By Kirstie –
There’s no mold or “norm” for what people with an invisible illness should look like. People living with an invisible illness look like regular, everyday people. They look like me.
For many people with an invisible illness, they often hear the famous phrase, “but you don’t look sick.”
Most people, when faced with someone who is sick, are used to seeing physical signs of the illness such as people in a wheelchair, the appearance of being too pale or passing out, someone having a seizure, and more. But for people with invisible illness like Lupus, Bipolar Disorder, Migraines, PTSD, Fibromyalgia, or any other invisible illness, you often can’t see anything physically wrong with them. This goes back to the Spoon Theory, which we talked about a while back on the blog.
So, what does sick look like for people with invisible illnesses?
Invisible sick looks like spending hours, or sometimes even days in bed recuperating just from being too worn out after doing something as simple as doing laundry or getting groceries.

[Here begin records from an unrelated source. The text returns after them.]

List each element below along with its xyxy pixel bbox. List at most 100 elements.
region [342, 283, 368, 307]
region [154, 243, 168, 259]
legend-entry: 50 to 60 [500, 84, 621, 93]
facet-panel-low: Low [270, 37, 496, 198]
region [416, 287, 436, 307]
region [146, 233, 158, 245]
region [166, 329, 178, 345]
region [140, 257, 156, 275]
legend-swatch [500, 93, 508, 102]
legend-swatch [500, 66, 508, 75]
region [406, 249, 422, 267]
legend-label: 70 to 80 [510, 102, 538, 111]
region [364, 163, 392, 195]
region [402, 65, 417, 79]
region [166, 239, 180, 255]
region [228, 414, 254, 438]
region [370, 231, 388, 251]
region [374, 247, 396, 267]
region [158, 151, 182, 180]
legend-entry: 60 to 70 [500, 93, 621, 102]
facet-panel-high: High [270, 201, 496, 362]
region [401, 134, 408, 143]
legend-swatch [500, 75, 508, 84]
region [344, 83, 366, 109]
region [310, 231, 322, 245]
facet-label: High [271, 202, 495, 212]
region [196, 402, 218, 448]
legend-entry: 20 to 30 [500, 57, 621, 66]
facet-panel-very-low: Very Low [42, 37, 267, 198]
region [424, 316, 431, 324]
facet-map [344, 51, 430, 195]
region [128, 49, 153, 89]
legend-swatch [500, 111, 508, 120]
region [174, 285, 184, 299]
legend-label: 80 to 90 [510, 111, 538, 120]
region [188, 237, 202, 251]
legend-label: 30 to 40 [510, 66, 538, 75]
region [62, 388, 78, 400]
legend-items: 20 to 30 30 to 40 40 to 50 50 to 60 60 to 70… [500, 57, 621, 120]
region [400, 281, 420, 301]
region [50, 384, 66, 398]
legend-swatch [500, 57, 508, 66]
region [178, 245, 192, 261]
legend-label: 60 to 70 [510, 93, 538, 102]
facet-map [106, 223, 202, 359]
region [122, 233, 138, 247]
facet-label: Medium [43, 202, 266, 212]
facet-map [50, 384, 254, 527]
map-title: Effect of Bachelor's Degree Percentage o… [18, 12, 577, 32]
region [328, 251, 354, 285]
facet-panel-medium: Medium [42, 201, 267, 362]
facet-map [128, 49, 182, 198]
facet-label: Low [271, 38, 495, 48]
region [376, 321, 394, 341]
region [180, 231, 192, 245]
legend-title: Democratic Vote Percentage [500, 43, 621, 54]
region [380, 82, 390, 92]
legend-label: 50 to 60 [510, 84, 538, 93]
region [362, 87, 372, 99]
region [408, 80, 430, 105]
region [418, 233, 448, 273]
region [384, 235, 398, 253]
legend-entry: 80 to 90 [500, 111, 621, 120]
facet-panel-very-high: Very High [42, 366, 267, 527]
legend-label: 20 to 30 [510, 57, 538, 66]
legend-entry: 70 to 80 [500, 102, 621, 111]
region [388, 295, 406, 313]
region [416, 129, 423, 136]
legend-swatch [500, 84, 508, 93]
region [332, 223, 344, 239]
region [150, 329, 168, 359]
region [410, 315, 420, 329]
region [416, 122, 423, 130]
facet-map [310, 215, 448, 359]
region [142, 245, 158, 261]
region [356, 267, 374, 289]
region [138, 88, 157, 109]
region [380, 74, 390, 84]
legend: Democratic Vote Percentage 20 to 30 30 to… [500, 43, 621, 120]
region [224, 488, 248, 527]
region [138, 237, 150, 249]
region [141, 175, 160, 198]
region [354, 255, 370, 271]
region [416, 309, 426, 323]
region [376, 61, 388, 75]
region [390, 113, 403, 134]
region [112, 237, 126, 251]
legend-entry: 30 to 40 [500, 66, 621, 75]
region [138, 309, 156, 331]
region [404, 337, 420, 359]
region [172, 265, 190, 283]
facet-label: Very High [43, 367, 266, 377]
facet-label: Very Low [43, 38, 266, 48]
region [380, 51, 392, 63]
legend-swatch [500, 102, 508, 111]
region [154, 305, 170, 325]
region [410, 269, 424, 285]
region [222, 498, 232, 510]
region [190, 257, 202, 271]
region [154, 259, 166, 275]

You can’t see my brain fog, digestive issues, muscle weakness, or sensitivity to light, noise, and odors.
Having an invisible illness means planning out your next day in detail the night before, only to wake up and realize all of the things you needed or wanted to get done that day aren’t going to be done due to your invisible illness pouncing on you.
The majority of people with an invisible illness know all too well of their nickname — “lazy.” Some people with chronic invisible illnesses spend most of their days in bed due to the severity of their disability, while others are able to have full schedules and high-functioning lives, most of the time appearing normal to the outside world. I force myself to have as much of as a “normal” life as I can.
As someone with an invisible illness, I have come to a conclusion that there are a few things people should be mindful of when meeting others. You never know what they do on a day-to-day basis, or how someone feels, mentally, or physically.